Les présidents d’université réclament "une réforme de fond"qui mette les universités à égalité avec les grands organismes pour la gestion de la recherche. Cela passe, à leurs yeux, par un statut unique des chercheurs et des enseignants-chercheurs. Y êtes-vous favorable ?

Au cours des états généraux, un consensus a émergé pour définir un ensemble de moyens permettant de développer la recherche dans les universités. Parmi ces moyens, un allégement de la charge d’enseignement des enseignants-chercheurs actifs en recherche - avec, j’insiste, les recrutements que cela implique -, un rapprochement des statuts de chercheurs et d’enseignants-chercheurs, une évaluation régulière des activités des enseignants-chercheurs, la mise en place des PRES et d’une gouvernance améliorée des universités... A toutes ces conditions, on pourra, à terme, se rapprocher d’un statut unique. Mais, en l’état actuel, ce statut unique ne peut être à l’ordre du jour. Prétendre le contraire, comme le font quelques responsables universitaires, c’est faire preuve de légèreté.

Les chercheurs sont-ils prêts à descendre à nouveau dans la rue s’ils n’obtiennent pas satisfaction ? Comment allez-vous continuer votre combat ?

Nous avons travaillé à l’élaboration de propositions pour refonder le système de recherche et d’enseignement supérieur en France. Nous y avons passé un temps considérable, nous y avons mis beaucoup d’énergie et de réflexion. Nous savons que la recherche française peut être sauvée si nos propositions sont prises en compte. Comment pourrions-nous accepter que ces propositions soient ignorées ? Que la dramatique désaffection des jeunes pour la recherche continue ?

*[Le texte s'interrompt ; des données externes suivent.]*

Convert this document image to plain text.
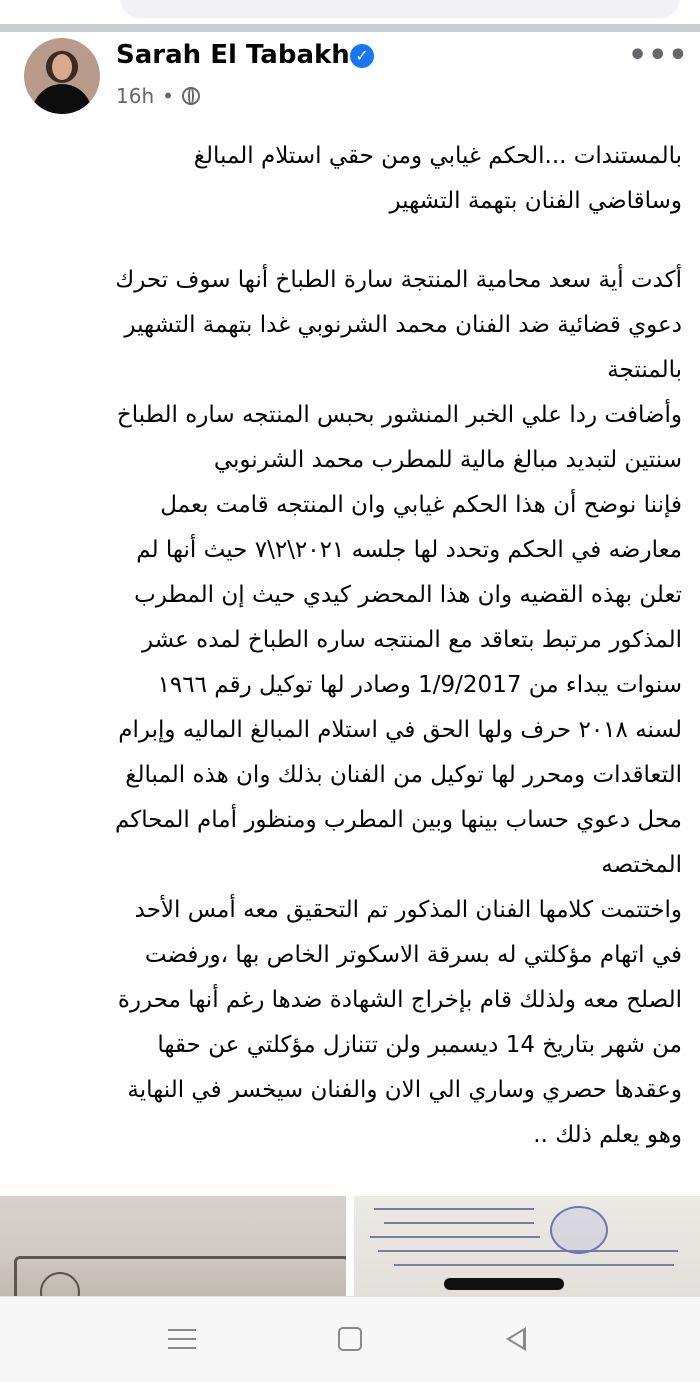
Sarah El Tabakh ✓
16h •
•••

بالمستندات ...الحكم غيابي ومن حقي استلام المبالغ

وساقاضي الفنان بتهمة التشهير

أكدت أية سعد محامية المنتجة سارة الطباخ أنها سوف تحرك

دعوي قضائية ضد الفنان محمد الشرنوبي غدا بتهمة التشهير

بالمنتجة

وأضافت ردا علي الخبر المنشور بحبس المنتجه ساره الطباخ

سنتين لتبديد مبالغ مالية للمطرب محمد الشرنوبي

فإننا نوضح أن هذا الحكم غيابي وان المنتجه قامت بعمل

معارضه في الحكم وتحدد لها جلسه ٢٠٢١\٢\٧ حيث أنها لم

تعلن بهذه القضيه وان هذا المحضر كيدي حيث إن المطرب

المذكور مرتبط بتعاقد مع المنتجه ساره الطباخ لمده عشر

سنوات يبداء من 1/9/2017 وصادر لها توكيل رقم ١٩٦٦

لسنه ٢٠١٨ حرف ولها الحق في استلام المبالغ الماليه وإبرام

التعاقدات ومحرر لها توكيل من الفنان بذلك وان هذه المبالغ

محل دعوي حساب بينها وبين المطرب ومنظور أمام المحاكم

المختصه

واختتمت كلامها الفنان المذكور تم التحقيق معه أمس الأحد

في اتهام مؤكلتي له بسرقة الاسكوتر الخاص بها ،ورفضت

الصلح معه ولذلك قام بإخراج الشهادة ضدها رغم أنها محررة

من شهر بتاريخ 14 ديسمبر ولن تتنازل مؤكلتي عن حقها

وعقدها حصري وساري الي الان والفنان سيخسر في النهاية

وهو يعلم ذلك ..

Nous n’abandonnerons pas cet ouvrage maintenant bien avancé. L’heure est aujourd’hui aux négociations. Le gouvernement sait que nous sommes déterminés, que le réseau Sauvons la recherche ! est bien organisé sur tout le territoire et que nous avons de l’imagination. Souhaitons que ce réseau serve à rapprocher les scientifiques et leurs concitoyens, en mettant en avant l’information et la démocratie ! Si l’on nous y force, il servira à la lutte, comme il y a déjà servi efficacement.